Begun in 2002, the National Security Entry-Exit Registration System (NSEERS) was a program that mandated all non-immigrant males—such as students, businessmen, and tourists—from 24 Muslim-majority countries (and North Korea) and over the age of 16 register with the government. The program, more commonly known as “Special Registration,” required these men to be fingerprinted, photographed, and questioned extensively.
Registrants also had to provide proof of their legal status to say in the country, proof of employment or study, and proof of their residential address. Some were questioned about their political or religious views in addition to supplying their credit card numbers and the names of American citizens who could vouch for their identity. All those subject to Special Registration could enter and exit the country only through designated ports of entry. They also had to re-register with the government annually and each time they entered the country. Some elements of Special Registration were eased in December 2003, but the program remained active for years.

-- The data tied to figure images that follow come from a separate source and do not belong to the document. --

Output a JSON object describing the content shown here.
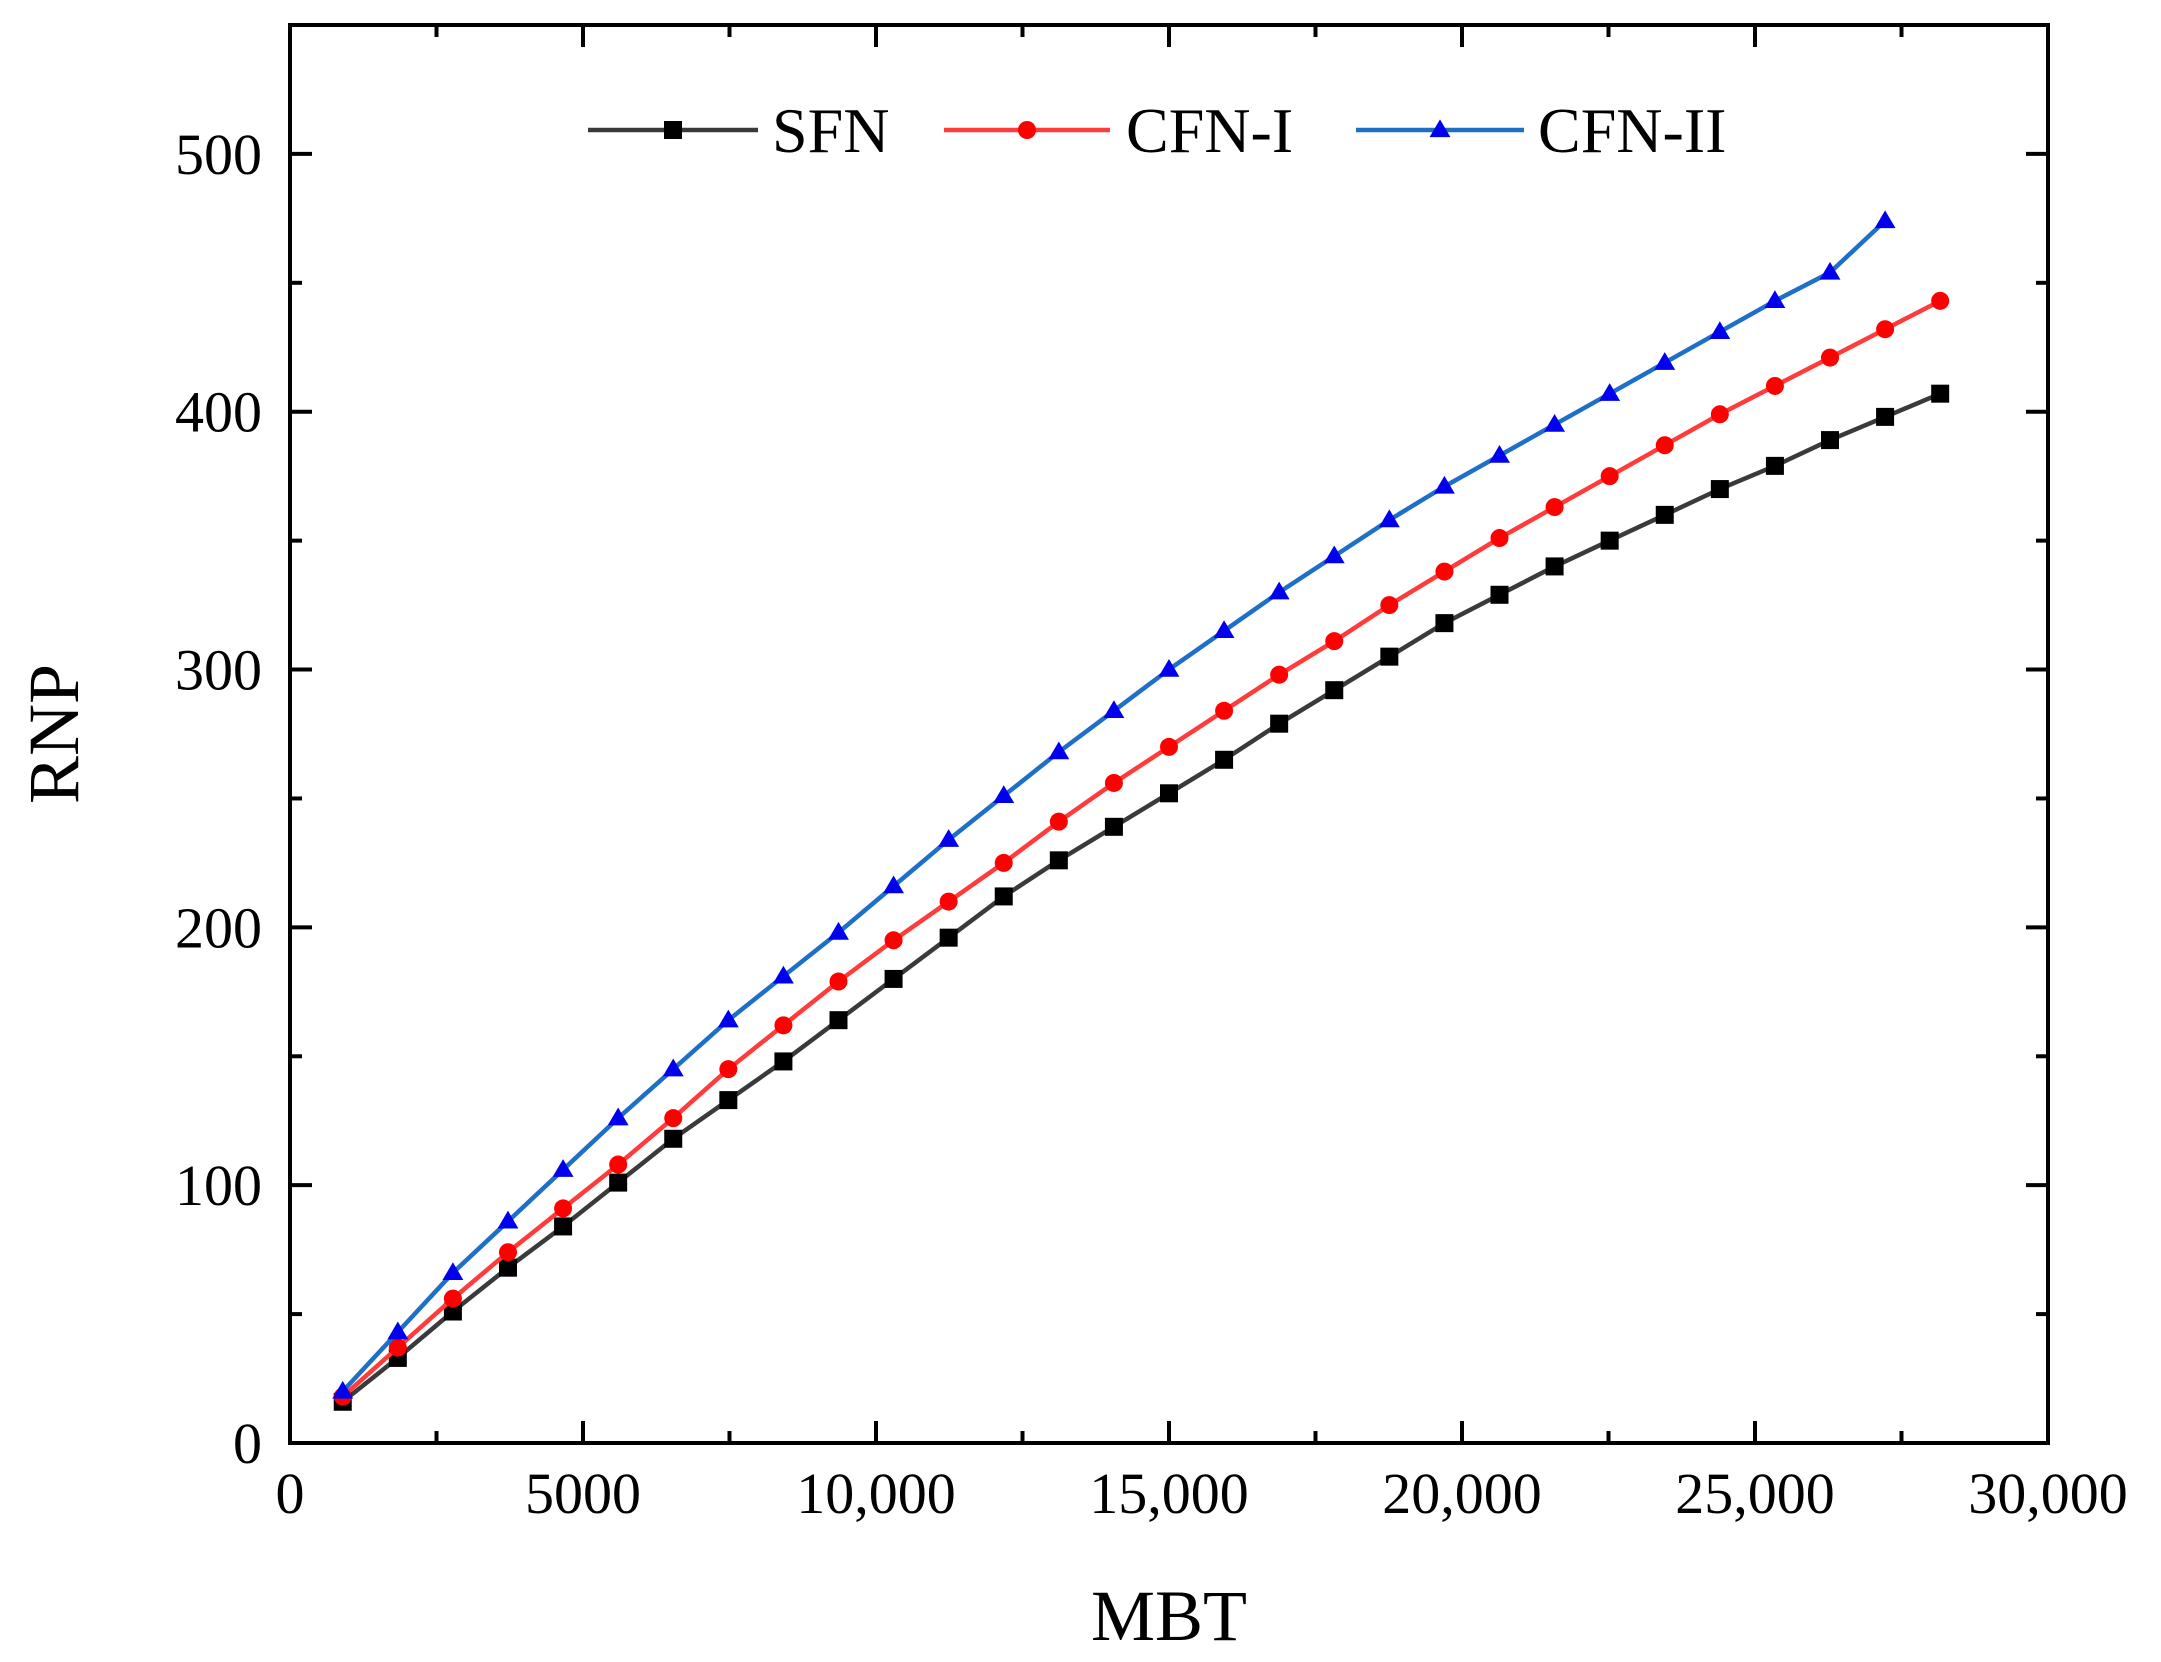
{
  "chart_data": {
    "type": "line",
    "title": "",
    "xlabel": "MBT",
    "ylabel": "RNP",
    "xlim": [
      0,
      30000
    ],
    "ylim": [
      0,
      550
    ],
    "x_ticks": [
      0,
      5000,
      10000,
      15000,
      20000,
      25000,
      30000
    ],
    "x_tick_labels": [
      "0",
      "5000",
      "10,000",
      "15,000",
      "20,000",
      "25,000",
      "30,000"
    ],
    "y_ticks": [
      0,
      100,
      200,
      300,
      400,
      500
    ],
    "y_tick_labels": [
      "0",
      "100",
      "200",
      "300",
      "400",
      "500"
    ],
    "grid": false,
    "legend_position": "top-center",
    "series": [
      {
        "name": "SFN",
        "color": "#000000",
        "line_color": "#3a3a3a",
        "marker": "square",
        "x": [
          900,
          1840,
          2780,
          3720,
          4660,
          5600,
          6540,
          7480,
          8420,
          9360,
          10300,
          11240,
          12180,
          13120,
          14060,
          15000,
          15940,
          16880,
          17820,
          18760,
          19700,
          20640,
          21580,
          22520,
          23460,
          24400,
          25340,
          26280,
          27220,
          28160
        ],
        "y": [
          16,
          33,
          51,
          68,
          84,
          101,
          118,
          133,
          148,
          164,
          180,
          196,
          212,
          226,
          239,
          252,
          265,
          279,
          292,
          305,
          318,
          329,
          340,
          350,
          360,
          370,
          379,
          389,
          398,
          407
        ]
      },
      {
        "name": "CFN-I",
        "color": "#ff0000",
        "line_color": "#ff3b3b",
        "marker": "circle",
        "x": [
          900,
          1840,
          2780,
          3720,
          4660,
          5600,
          6540,
          7480,
          8420,
          9360,
          10300,
          11240,
          12180,
          13120,
          14060,
          15000,
          15940,
          16880,
          17820,
          18760,
          19700,
          20640,
          21580,
          22520,
          23460,
          24400,
          25340,
          26280,
          27220,
          28160
        ],
        "y": [
          18,
          37,
          56,
          74,
          91,
          108,
          126,
          145,
          162,
          179,
          195,
          210,
          225,
          241,
          256,
          270,
          284,
          298,
          311,
          325,
          338,
          351,
          363,
          375,
          387,
          399,
          410,
          421,
          432,
          443
        ]
      },
      {
        "name": "CFN-II",
        "color": "#0000ee",
        "line_color": "#1e6fc8",
        "marker": "triangle",
        "x": [
          900,
          1840,
          2780,
          3720,
          4660,
          5600,
          6540,
          7480,
          8420,
          9360,
          10300,
          11240,
          12180,
          13120,
          14060,
          15000,
          15940,
          16880,
          17820,
          18760,
          19700,
          20640,
          21580,
          22520,
          23460,
          24400,
          25340,
          26280,
          27220
        ],
        "y": [
          20,
          43,
          66,
          86,
          106,
          126,
          145,
          164,
          181,
          198,
          216,
          234,
          251,
          268,
          284,
          300,
          315,
          330,
          344,
          358,
          371,
          383,
          395,
          407,
          419,
          431,
          443,
          454,
          474
        ]
      }
    ]
  }
}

Most Americans have probably never heard of Special Registration, but it was a massive burden on those in this country from the listed Muslim-majority nations. Hundreds of those who registered were subsequently arrested on alleged immigration violations, although many of these men complained that their status was in fact legal but their paperwork was incomplete due to backlogs with the immigration system. The program registered over 80,000 men and boys, with more than 13,000 placed in deportation proceedings.
Did Special Registration make us safer? Hardly. Not a single charge of terrorism was levied as a result of the program, which was costing the American taxpayer more than $10 million a year. It was also a hugely inefficient use of resources. That was the conclusion of the Office of Inspector General of the Department of Homeland Security, which reviewed the program in February 2012 and found that the program’s databases were cumbersome and unreliable and that it was difficult for people to follow registration requirements. Time and resources are better spent, the Inspector General concluded, with targeted interviews aimed at gathering specific intelligence. In other words, blanket surveillance and monitoring programs such as this one, or the one Trump supporters are currently promoting, are a massive waste of effort.

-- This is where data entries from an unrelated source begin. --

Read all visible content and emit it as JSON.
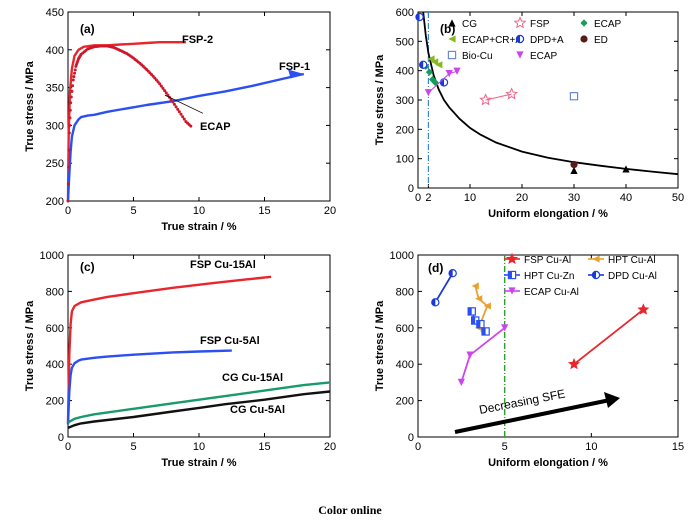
{
  "caption": "Color online",
  "chart_data": [
    {
      "type": "line",
      "panel_label": "(a)",
      "xlabel": "True strain / %",
      "ylabel": "True stress / MPa",
      "xlim": [
        0,
        20
      ],
      "ylim": [
        200,
        450
      ],
      "xticks": [
        0,
        5,
        10,
        15,
        20
      ],
      "yticks": [
        200,
        250,
        300,
        350,
        400,
        450
      ],
      "series": [
        {
          "name": "FSP-2",
          "color": "#e8262c",
          "style": "line",
          "x": [
            0,
            0.05,
            0.15,
            0.3,
            0.5,
            0.8,
            1.2,
            1.6,
            2,
            2.5,
            3,
            4,
            5,
            6,
            7,
            8,
            9
          ],
          "y": [
            200,
            290,
            345,
            375,
            392,
            400,
            404,
            405,
            406,
            406,
            406,
            407,
            408,
            409,
            410,
            410,
            410
          ]
        },
        {
          "name": "FSP-1",
          "color": "#2b4ff2",
          "style": "line",
          "x": [
            0,
            0.1,
            0.2,
            0.3,
            0.5,
            0.8,
            1,
            1.5,
            2,
            3,
            4,
            5,
            6,
            8,
            10,
            12,
            14,
            16,
            18
          ],
          "y": [
            200,
            235,
            265,
            285,
            300,
            308,
            311,
            313,
            314,
            318,
            321,
            324,
            327,
            332,
            339,
            345,
            352,
            360,
            368
          ]
        },
        {
          "name": "ECAP",
          "color": "#d0162a",
          "style": "dotted",
          "x": [
            0,
            0.1,
            0.2,
            0.4,
            0.6,
            0.8,
            1,
            1.5,
            2,
            2.5,
            3,
            3.5,
            4,
            4.5,
            5,
            5.5,
            6,
            6.5,
            7,
            7.5,
            8,
            8.5,
            9,
            9.5
          ],
          "y": [
            200,
            290,
            330,
            360,
            378,
            388,
            394,
            401,
            404,
            405,
            405,
            403,
            399,
            395,
            389,
            382,
            374,
            365,
            355,
            343,
            331,
            318,
            305,
            297
          ]
        }
      ],
      "annotations": [
        "FSP-2",
        "FSP-1",
        "ECAP"
      ]
    },
    {
      "type": "scatter",
      "panel_label": "(b)",
      "xlabel": "Uniform elongation / %",
      "ylabel": "True stress / MPa",
      "xlim": [
        0,
        50
      ],
      "ylim": [
        0,
        600
      ],
      "xticks": [
        0,
        2,
        10,
        20,
        30,
        40,
        50
      ],
      "yticks": [
        0,
        100,
        200,
        300,
        400,
        500,
        600
      ],
      "legend": [
        "CG",
        "FSP",
        "ECAP",
        "ECAP+CR+A",
        "DPD+A",
        "ED",
        "Bio-Cu",
        "ECAP"
      ],
      "series": [
        {
          "name": "CG",
          "marker": "triangle",
          "color": "#000000",
          "x": [
            30,
            40
          ],
          "y": [
            60,
            65
          ]
        },
        {
          "name": "FSP",
          "marker": "star-open",
          "color": "#ee6688",
          "x": [
            13,
            18
          ],
          "y": [
            300,
            320
          ]
        },
        {
          "name": "ECAP",
          "marker": "diamond",
          "color": "#1a9a5a",
          "x": [
            1.5,
            2.2,
            2.8,
            3.3
          ],
          "y": [
            415,
            395,
            370,
            360
          ]
        },
        {
          "name": "ECAP+CR+A",
          "marker": "triangle-left",
          "color": "#88b820",
          "x": [
            2.5,
            3.2,
            4
          ],
          "y": [
            440,
            430,
            420
          ]
        },
        {
          "name": "DPD+A",
          "marker": "circle-half",
          "color": "#1a3ad8",
          "x": [
            0.3,
            1,
            5
          ],
          "y": [
            583,
            420,
            360
          ]
        },
        {
          "name": "ED",
          "marker": "circle",
          "color": "#5a1a1a",
          "x": [
            30
          ],
          "y": [
            80
          ]
        },
        {
          "name": "Bio-Cu",
          "marker": "square-open",
          "color": "#6a8ad8",
          "x": [
            30
          ],
          "y": [
            313
          ]
        },
        {
          "name": "ECAP",
          "marker": "triangle-down",
          "color": "#cc44ee",
          "x": [
            2,
            6,
            7.5
          ],
          "y": [
            325,
            390,
            398
          ]
        }
      ],
      "fit_curve": {
        "color": "#000000",
        "x": [
          1,
          1.5,
          2,
          3,
          4,
          5,
          6,
          8,
          10,
          12,
          15,
          20,
          25,
          30,
          35,
          40,
          45,
          50
        ],
        "y": [
          640,
          520,
          460,
          385,
          335,
          300,
          275,
          236,
          205,
          182,
          155,
          124,
          103,
          88,
          76,
          65,
          56,
          47
        ]
      },
      "vline": {
        "x": 2,
        "color": "#3a8ad8"
      }
    },
    {
      "type": "line",
      "panel_label": "(c)",
      "xlabel": "True strain / %",
      "ylabel": "True stress / MPa",
      "xlim": [
        0,
        20
      ],
      "ylim": [
        0,
        1000
      ],
      "xticks": [
        0,
        5,
        10,
        15,
        20
      ],
      "yticks": [
        0,
        200,
        400,
        600,
        800,
        1000
      ],
      "series": [
        {
          "name": "FSP Cu-15Al",
          "color": "#e8262c",
          "x": [
            0,
            0.1,
            0.2,
            0.3,
            0.5,
            1,
            2,
            3,
            5,
            8,
            11,
            13.5,
            15.5
          ],
          "y": [
            80,
            450,
            620,
            690,
            720,
            740,
            755,
            770,
            790,
            820,
            845,
            865,
            880
          ]
        },
        {
          "name": "FSP Cu-5Al",
          "color": "#2b4ff2",
          "x": [
            0,
            0.1,
            0.2,
            0.3,
            0.5,
            0.8,
            1,
            2,
            3,
            5,
            8,
            10,
            12.5
          ],
          "y": [
            70,
            250,
            340,
            380,
            405,
            420,
            425,
            435,
            442,
            452,
            465,
            470,
            475
          ]
        },
        {
          "name": "CG Cu-15Al",
          "color": "#1a9a6a",
          "x": [
            0,
            0.5,
            1,
            2,
            5,
            8,
            10,
            12,
            15,
            18,
            20
          ],
          "y": [
            80,
            100,
            110,
            125,
            155,
            185,
            205,
            225,
            255,
            285,
            300
          ]
        },
        {
          "name": "CG Cu-5Al",
          "color": "#111111",
          "x": [
            0,
            0.5,
            1,
            2,
            5,
            8,
            10,
            12,
            15,
            18,
            20
          ],
          "y": [
            50,
            65,
            75,
            85,
            110,
            140,
            160,
            180,
            205,
            235,
            250
          ]
        }
      ],
      "annotations": [
        "FSP Cu-15Al",
        "FSP Cu-5Al",
        "CG Cu-15Al",
        "CG Cu-5Al"
      ]
    },
    {
      "type": "scatter",
      "panel_label": "(d)",
      "xlabel": "Uniform elongation / %",
      "ylabel": "True stress / MPa",
      "xlim": [
        0,
        15
      ],
      "ylim": [
        0,
        1000
      ],
      "xticks": [
        0,
        5,
        10,
        15
      ],
      "yticks": [
        0,
        200,
        400,
        600,
        800,
        1000
      ],
      "legend": [
        "FSP Cu-Al",
        "HPT Cu-Al",
        "HPT Cu-Zn",
        "DPD Cu-Al",
        "ECAP Cu-Al"
      ],
      "series": [
        {
          "name": "FSP Cu-Al",
          "marker": "star",
          "color": "#e8262c",
          "x": [
            9,
            13
          ],
          "y": [
            400,
            700
          ]
        },
        {
          "name": "HPT Cu-Al",
          "marker": "triangle-left",
          "color": "#e8a030",
          "x": [
            3.3,
            3.5,
            4,
            3.5,
            3.8
          ],
          "y": [
            830,
            760,
            720,
            600,
            580
          ]
        },
        {
          "name": "HPT Cu-Zn",
          "marker": "square-half",
          "color": "#2b4ff2",
          "x": [
            3.1,
            3.3,
            3.6,
            3.9
          ],
          "y": [
            690,
            640,
            620,
            580
          ]
        },
        {
          "name": "DPD Cu-Al",
          "marker": "circle-half",
          "color": "#1a3ad8",
          "x": [
            1,
            2
          ],
          "y": [
            740,
            900
          ]
        },
        {
          "name": "ECAP Cu-Al",
          "marker": "triangle-down",
          "color": "#cc44ee",
          "x": [
            2.5,
            3,
            5
          ],
          "y": [
            300,
            450,
            600
          ]
        }
      ],
      "vline": {
        "x": 5,
        "color": "#2aa02a"
      },
      "arrow_label": "Decreasing SFE"
    }
  ]
}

Special Registration was formally deactivated in April 2011, but the effects still linger. Many immigrant families in this country were torn apart by the program’s deportation zeal. With its blunt and byzantine reporting requirements, Special Registration also alienated Muslim communities from law enforcement agencies and the Department of Homeland Security. And while the program is no longer active, it remains in place and can be resurrected at any time.

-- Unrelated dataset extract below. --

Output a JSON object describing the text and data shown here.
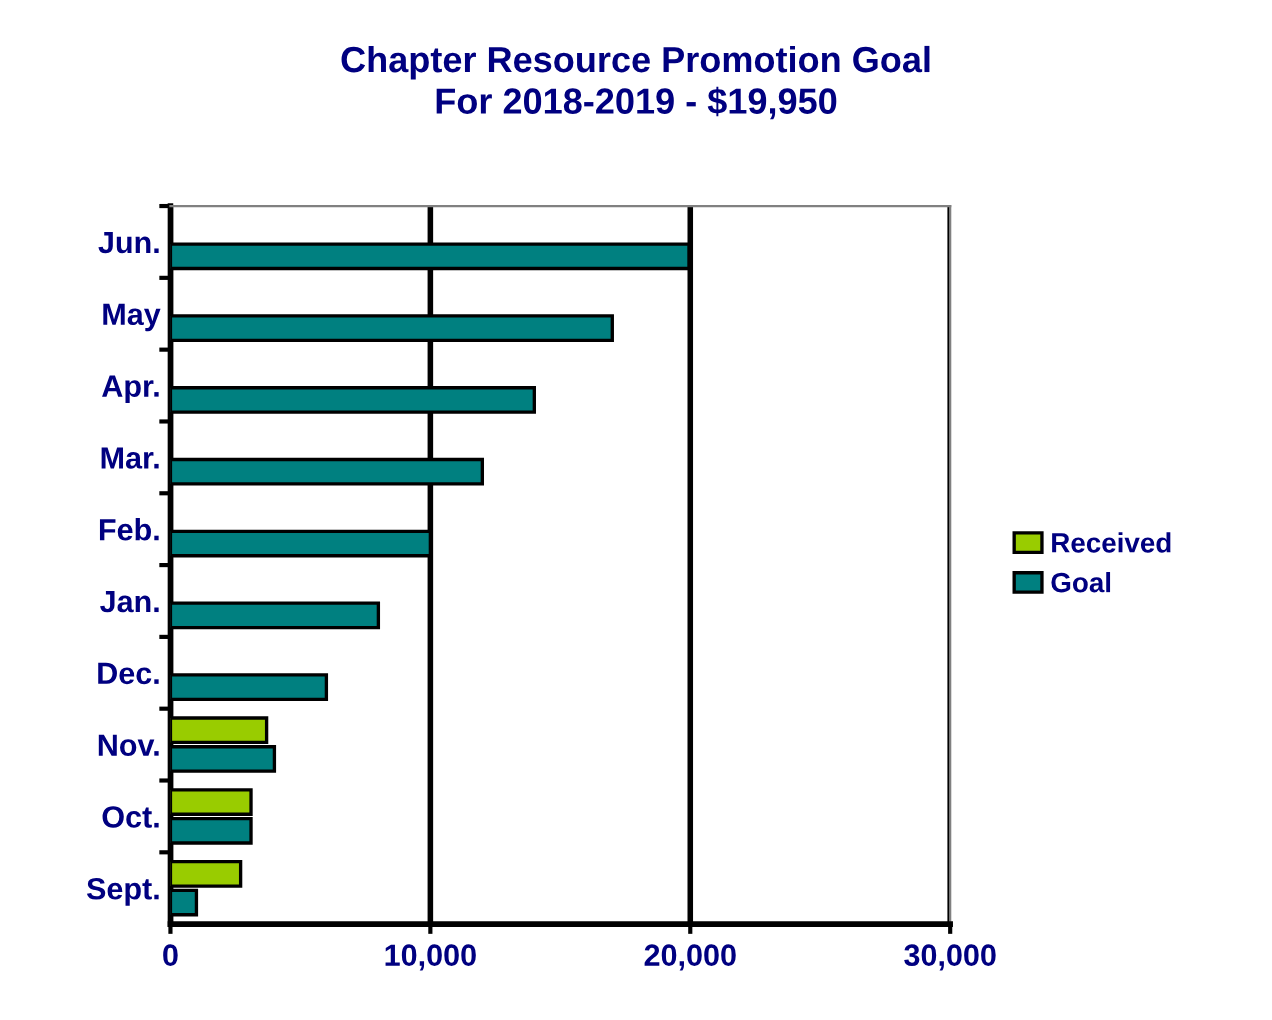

When it announced the end of Special Registration enforcement, Homeland Security declared that it “seeks to identify specific individuals and actions that pose specific threats, rather than focusing on more general designations of groups of individuals, such as country of origin.” With this statement, Homeland Security was implicitly admitting that a program based on the blanket profiling of Muslims, in this case by their country of origin, was both wrong and ineffective. It was wrong then. It’s still wrong today.